Shenzhen jumped higher in the latest ranking of the world’s financial centres, while Hong Kong moved closer to overtaking London as number two globally, according to a semi-annual survey by the China Development Institute and the London think tank Z/Yen Partners.

New York retained the top spot in this year’s Global Financial Centres Index, extending its lead over London by 17 points. Hong Kong remained in third place, but was just two points behind London as concerns mount over the economic effect of the United Kingdom’s plan to leave the European Union as soon as the end of October, known as Brexit.

Shenzhen, a technology hub and key cog in the Greater Bay Area economic development plan, moved up five places to ninth globally. Shenzhen was in the top 10 in the survey released in September 2009 and in March 2010 and has been out of the top 10 since. The survey began in 2007 and Shenzhen first appeared in September 2009.Shenzhen counts web giant Tencent Holdings and telecommunications companies Huawei Technologies and ZTE among its tech titans.

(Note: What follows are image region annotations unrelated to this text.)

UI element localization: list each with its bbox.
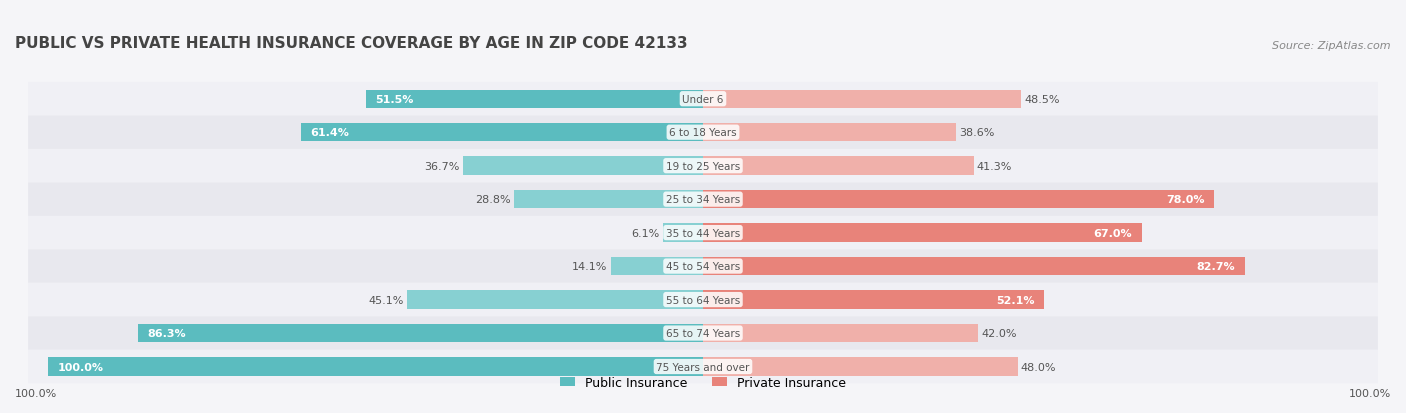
Text: 45 to 54 Years: 45 to 54 Years xyxy=(666,261,740,271)
Text: 36.7%: 36.7% xyxy=(423,161,460,171)
Bar xyxy=(366,90,703,109)
Legend: Public Insurance, Private Insurance: Public Insurance, Private Insurance xyxy=(555,371,851,394)
Text: 41.3%: 41.3% xyxy=(977,161,1012,171)
Bar xyxy=(703,90,1021,109)
Text: 55 to 64 Years: 55 to 64 Years xyxy=(666,295,740,305)
Text: 61.4%: 61.4% xyxy=(311,128,349,138)
Text: 75 Years and over: 75 Years and over xyxy=(657,362,749,372)
Text: 65 to 74 Years: 65 to 74 Years xyxy=(666,328,740,338)
Text: Source: ZipAtlas.com: Source: ZipAtlas.com xyxy=(1272,41,1391,51)
FancyBboxPatch shape xyxy=(28,116,1378,150)
Text: 6.1%: 6.1% xyxy=(631,228,659,238)
Bar xyxy=(703,157,973,176)
FancyBboxPatch shape xyxy=(28,83,1378,116)
Text: 100.0%: 100.0% xyxy=(15,388,58,398)
Bar xyxy=(703,357,1018,376)
Bar xyxy=(703,123,956,142)
Text: 100.0%: 100.0% xyxy=(58,362,104,372)
Text: PUBLIC VS PRIVATE HEALTH INSURANCE COVERAGE BY AGE IN ZIP CODE 42133: PUBLIC VS PRIVATE HEALTH INSURANCE COVER… xyxy=(15,36,688,51)
Text: 35 to 44 Years: 35 to 44 Years xyxy=(666,228,740,238)
Text: 19 to 25 Years: 19 to 25 Years xyxy=(666,161,740,171)
Text: 51.5%: 51.5% xyxy=(375,95,413,104)
Bar xyxy=(664,224,703,242)
Bar xyxy=(48,357,703,376)
Bar xyxy=(515,190,703,209)
Bar xyxy=(408,291,703,309)
FancyBboxPatch shape xyxy=(28,250,1378,283)
Text: 6 to 18 Years: 6 to 18 Years xyxy=(669,128,737,138)
Text: 28.8%: 28.8% xyxy=(475,195,510,204)
Text: 48.0%: 48.0% xyxy=(1021,362,1056,372)
Bar xyxy=(703,291,1045,309)
Text: 42.0%: 42.0% xyxy=(981,328,1017,338)
FancyBboxPatch shape xyxy=(28,316,1378,350)
Bar xyxy=(301,123,703,142)
Bar xyxy=(610,257,703,275)
FancyBboxPatch shape xyxy=(28,150,1378,183)
FancyBboxPatch shape xyxy=(28,350,1378,383)
Text: 82.7%: 82.7% xyxy=(1197,261,1234,271)
Text: Under 6: Under 6 xyxy=(682,95,724,104)
FancyBboxPatch shape xyxy=(28,183,1378,216)
Text: 14.1%: 14.1% xyxy=(572,261,607,271)
Text: 48.5%: 48.5% xyxy=(1024,95,1060,104)
FancyBboxPatch shape xyxy=(28,216,1378,250)
Text: 100.0%: 100.0% xyxy=(1348,388,1391,398)
Text: 67.0%: 67.0% xyxy=(1094,228,1132,238)
FancyBboxPatch shape xyxy=(28,283,1378,316)
Bar xyxy=(138,324,703,342)
Text: 52.1%: 52.1% xyxy=(995,295,1035,305)
Bar xyxy=(703,324,979,342)
Text: 25 to 34 Years: 25 to 34 Years xyxy=(666,195,740,204)
Text: 86.3%: 86.3% xyxy=(148,328,186,338)
Text: 78.0%: 78.0% xyxy=(1166,195,1205,204)
Text: 45.1%: 45.1% xyxy=(368,295,404,305)
Bar xyxy=(703,257,1244,275)
Text: 38.6%: 38.6% xyxy=(959,128,994,138)
Bar xyxy=(703,224,1142,242)
Bar xyxy=(703,190,1215,209)
Bar xyxy=(463,157,703,176)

“London is in a ‘slipping second’ position globally and a ‘slipping first’ in Europe amidst high volatility emanating from policy uncertainties, Brexit, trade wars, and geopolitical unrest,” Michael Mainelli, executive chairman of Z/Yen, said. “Asian centres and a resurging Paris are fighting for that second place spot.”

The index ranks 104 financial centres across the world, using assessments from 3,360 financial professionals, as well as quantitative data provided by the World Bank, the Economist Intelligence Unit, the United Nations and other third parties. Nearly half of the respondents were from Asia-Pacific.